È da queste premesse, che si uniscono al secondo anniversario dell’uccisione di Soleimani e di al-Muhandis, che nasce un video apparso sul sito della Guida Suprema e che ha scioccato gran parte degli osservatori. Un’animazione propagandistica certo, ma che ha consegnato un’immagine macabra: la morte di Trump. Il video, dall’eloquente titolo “La vendetta è inevitabile” mostra come potrebbe avvenire l’assassinio di Trump mentre gioca a golf nella sua residenza di Mar-a-Lago, a Palm Beach. Il presidente si trova in Florida mentre gioca a golf sotto una sventolante bandiera a stelle e strisce. L’ex presidente repubblicano indossa il suo tipico cappello con visiera e la scritta “Maga”, lo slogan della sua campagna elettorale. Nel frattempo, un veicolo pilotato da remoto, estremamente piccolo, inizia a muovere le sue quattro ruote e una telecamera posta sopra di esso. Le immagini della telecamera del veicolo arrivano direttamente in un comando iraniano, in cui un operatore di droni osserva lo schermo e controlla dove è Trump e chi è con lui. Il militare iraniano controlla la situazione, vede che la telecamera inquadra l’ex presidente, infine invia un messaggio al cellulare di Trump e di Mike Pompeo, allora segretario di Stato. Il testo del messaggio che arriva ai due telefoni è l’avvertimento finale: “L’assassino di Soleimani e colui che ha dato l’ordine pagheranno il prezzo”. Nel momento in cui l’ex commander in chief e il suo segretario di Stato leggono il messaggio, l’operatore ha vicino a sé il ritratto di Soleimani, mentre l’ombra triangolare di un drone vola sul presidente e tutto si conclude con una scritta: “La vendetta è inevitabile”.

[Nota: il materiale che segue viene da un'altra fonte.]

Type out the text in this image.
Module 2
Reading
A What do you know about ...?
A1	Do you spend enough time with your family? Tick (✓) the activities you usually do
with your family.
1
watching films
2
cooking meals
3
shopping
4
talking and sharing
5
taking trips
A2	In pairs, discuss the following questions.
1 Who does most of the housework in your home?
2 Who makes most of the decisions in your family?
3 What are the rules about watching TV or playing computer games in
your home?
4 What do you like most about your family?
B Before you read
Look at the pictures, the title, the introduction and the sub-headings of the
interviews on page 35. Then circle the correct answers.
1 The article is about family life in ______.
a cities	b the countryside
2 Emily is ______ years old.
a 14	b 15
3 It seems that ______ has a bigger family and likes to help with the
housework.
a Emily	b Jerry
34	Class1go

Come spiegato dal sito israeliano The Times of Israel, la clip nasce da una serie di iniziative di propaganda per celebrare il ricordo di Soelimani e per mostrare l’ira nei confronti del presidente degli Stati Uniti. Il fatto che sia apparso sul sito della Guida Suprema conferma che è un’animazione apprezzata dagli alti vertici dell’Iran, ma è anche un segnale di come alcuni segmenti della Repubblica islamica non abbiano dimenticato quanto accaduto a Baghdad nel gennaio del 2020. E non hanno dimenticato soprattutto l’autore, Trump, vero nemico dello Stato profondo iraniano. In un comunicato apparso insieme al video si legge: “Il martire Soleimani è perenne, egli è per sempre vivo. Coloro che lo hanno martirizzato – Trump e i suoi simili – sono nella pattumiera della storia e saranno sepolti dopo aver pagato il prezzo”.

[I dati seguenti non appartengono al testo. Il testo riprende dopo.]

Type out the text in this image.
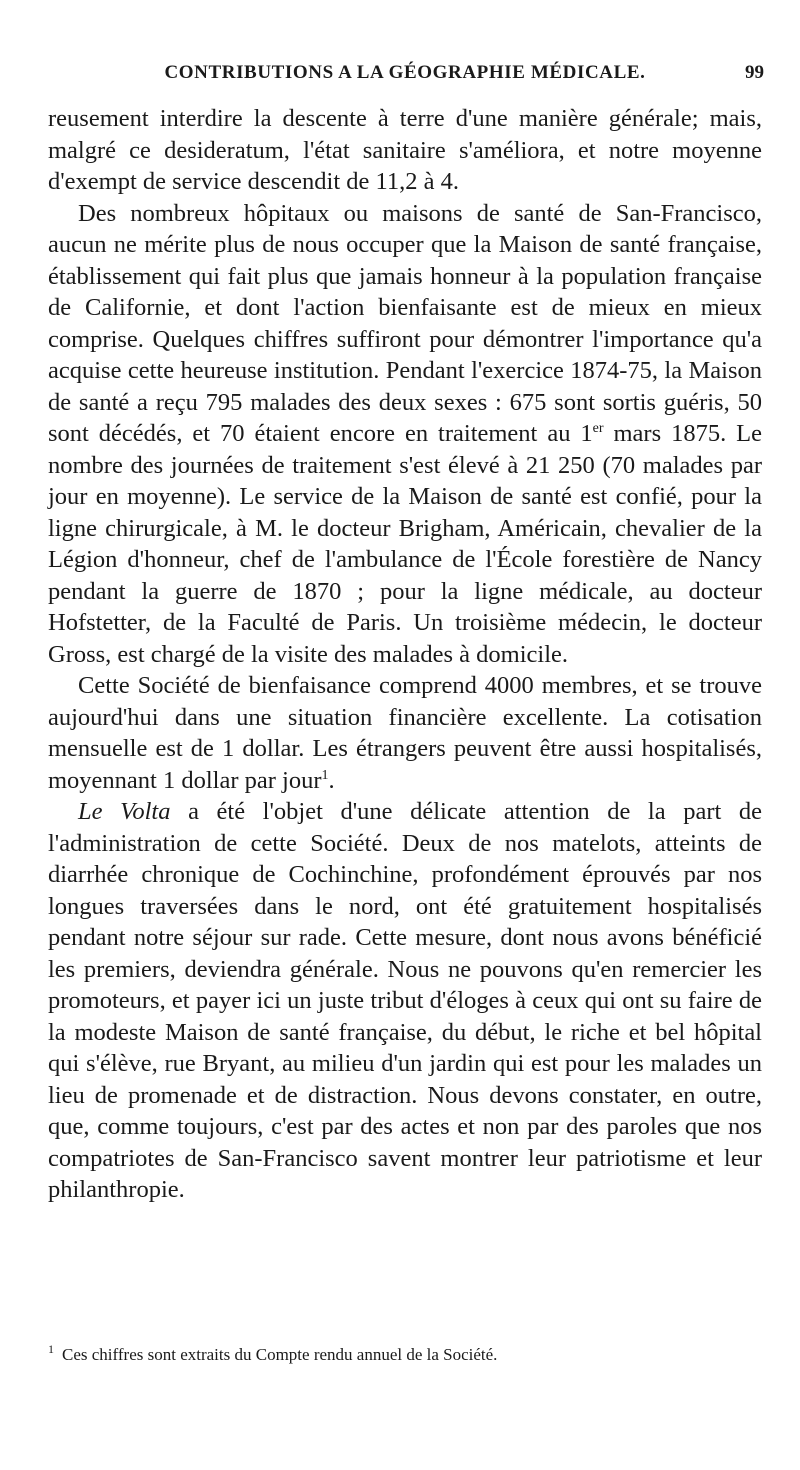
CONTRIBUTIONS A LA GÉOGRAPHIE MÉDICALE.	99

reusement interdire la descente à terre d'une manière générale; mais, malgré ce desideratum, l'état sanitaire s'améliora, et notre moyenne d'exempt de service descendit de 11,2 à 4.

Des nombreux hôpitaux ou maisons de santé de San-Francisco, aucun ne mérite plus de nous occuper que la Maison de santé française, établissement qui fait plus que jamais honneur à la population française de Californie, et dont l'action bienfaisante est de mieux en mieux comprise. Quelques chiffres suffiront pour démontrer l'importance qu'a acquise cette heureuse institution. Pendant l'exercice 1874-75, la Maison de santé a reçu 795 malades des deux sexes : 675 sont sortis guéris, 50 sont décédés, et 70 étaient encore en traitement au 1er mars 1875. Le nombre des journées de traitement s'est élevé à 21 250 (70 malades par jour en moyenne). Le service de la Maison de santé est confié, pour la ligne chirurgicale, à M. le docteur Brigham, Américain, chevalier de la Légion d'honneur, chef de l'ambulance de l'École forestière de Nancy pendant la guerre de 1870 ; pour la ligne médicale, au docteur Hofstetter, de la Faculté de Paris. Un troisième médecin, le docteur Gross, est chargé de la visite des malades à domicile.

Cette Société de bienfaisance comprend 4000 membres, et se trouve aujourd'hui dans une situation financière excellente. La cotisation mensuelle est de 1 dollar. Les étrangers peuvent être aussi hospitalisés, moyennant 1 dollar par jour$^1$.

Le Volta a été l'objet d'une délicate attention de la part de l'administration de cette Société. Deux de nos matelots, atteints de diarrhée chronique de Cochinchine, profondément éprouvés par nos longues traversées dans le nord, ont été gratuitement hospitalisés pendant notre séjour sur rade. Cette mesure, dont nous avons bénéficié les premiers, deviendra générale. Nous ne pouvons qu'en remercier les promoteurs, et payer ici un juste tribut d'éloges à ceux qui ont su faire de la modeste Maison de santé française, du début, le riche et bel hôpital qui s'élève, rue Bryant, au milieu d'un jardin qui est pour les malades un lieu de promenade et de distraction. Nous devons constater, en outre, que, comme toujours, c'est par des actes et non par des paroles que nos compatriotes de San-Francisco savent montrer leur patriotisme et leur philanthropie.

$^1$ Ces chiffres sont extraits du Compte rendu annuel de la Société.
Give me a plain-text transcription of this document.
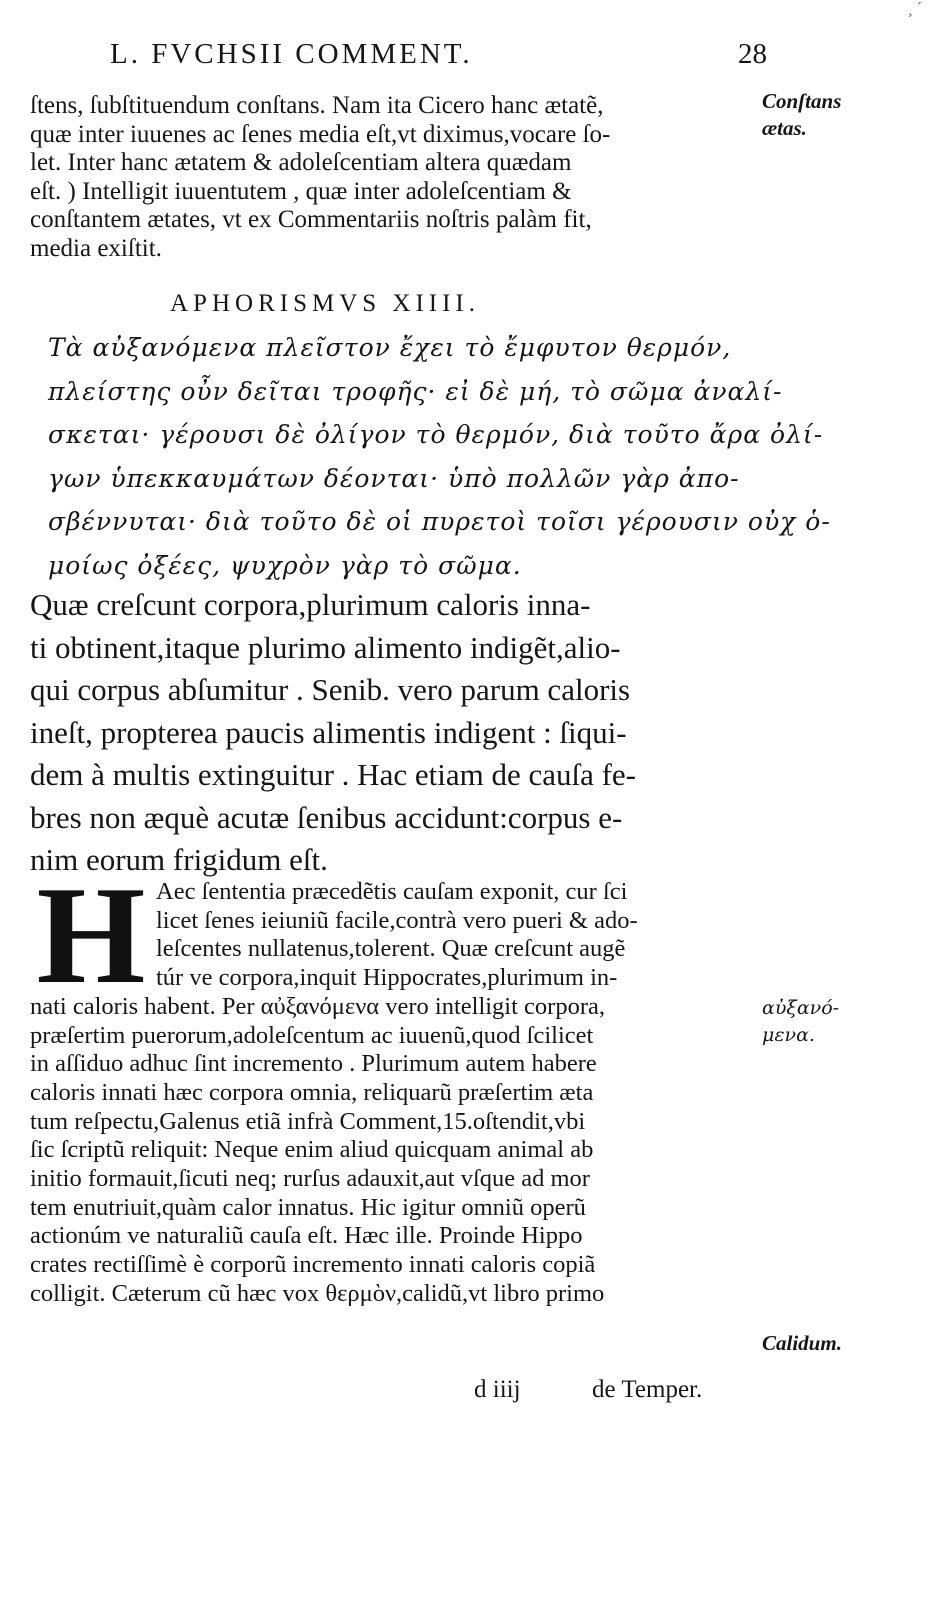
¸ ´
L. FVCHSII COMMENT.	28
ſtens, ſubſtituendum conſtans. Nam ita Cicero hanc ætatẽ,
quæ inter iuuenes ac ſenes media eſt,vt diximus,vocare ſo-
let. Inter hanc ætatem & adoleſcentiam altera quædam
eſt. ) Intelligit iuuentutem , quæ inter adoleſcentiam &
conſtantem ætates, vt ex Commentariis noſtris palàm fit,
media exiſtit.
Conſtans
ætas.
APHORISMVS XIIII.
Τὰ αὐξανόμενα πλεῖστον ἔχει τὸ ἔμφυτον θερμόν,
πλείστης οὖν δεῖται τροφῆς· εἰ δὲ μή, τὸ σῶμα ἀναλί-
σκεται· γέρουσι δὲ ὀλίγον τὸ θερμόν, διὰ τοῦτο ἄρα ὀλί-
γων ὑπεκκαυμάτων δέονται· ὑπὸ πολλῶν γὰρ ἀπο-
σβέννυται· διὰ τοῦτο δὲ οἱ πυρετοὶ τοῖσι γέρουσιν οὐχ ὁ-
μοίως ὀξέες, ψυχρὸν γὰρ τὸ σῶμα.
Quæ creſcunt corpora,plurimum caloris inna-
ti obtinent,itaque plurimo alimento indigẽt,alio-
qui corpus abſumitur . Senib. vero parum caloris
ineſt, propterea paucis alimentis indigent : ſiqui-
dem à multis extinguitur . Hac etiam de cauſa fe-
bres non æquè acutæ ſenibus accidunt:corpus e-
nim eorum frigidum eſt.
H Aec ſententia præcedẽtis cauſam exponit, cur ſci
licet ſenes ieiuniũ facile,contrà vero pueri & ado-
leſcentes nullatenus,tolerent. Quæ creſcunt augẽ
túr ve corpora,inquit Hippocrates,plurimum in-
nati caloris habent. Per αὐξανόμενα vero intelligit corpora,
præſertim puerorum,adoleſcentum ac iuuenũ,quod ſcilicet
in aſſiduo adhuc ſint incremento . Plurimum autem habere
caloris innati hæc corpora omnia, reliquarũ præſertim æta
tum reſpectu,Galenus etiã infrà Comment,15.oſtendit,vbi
ſic ſcriptũ reliquit: Neque enim aliud quicquam animal ab
initio formauit,ſicuti neq; rurſus adauxit,aut vſque ad mor
tem enutriuit,quàm calor innatus. Hic igitur omniũ operũ
actionúm ve naturaliũ cauſa eſt. Hæc ille. Proinde Hippo
crates rectiſſimè è corporũ incremento innati caloris copiã
colligit. Cæterum cũ hæc vox θερμὸν,calidũ,vt libro primo
αὐξανό-
μενα.
Calidum.
d iiij	de Temper.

La scelta di mostrare lui e non una qualsiasi personalità americana attualmente al potere in questo momento confermerebbe però anche un altro obiettivo dei Pasdaran: quello di individuare un avversario specifico che sia destinatario di una vendetta personale, non generalizzata. Lettura che può far pensare anche a una scelta che eviti incomprensioni con gli Stati Uniti mentre faticano a decollare i negoziati sul programma nucleare. Propaganda sì, ma senza irrigidire l’attuale inquilino della Casa Bianca.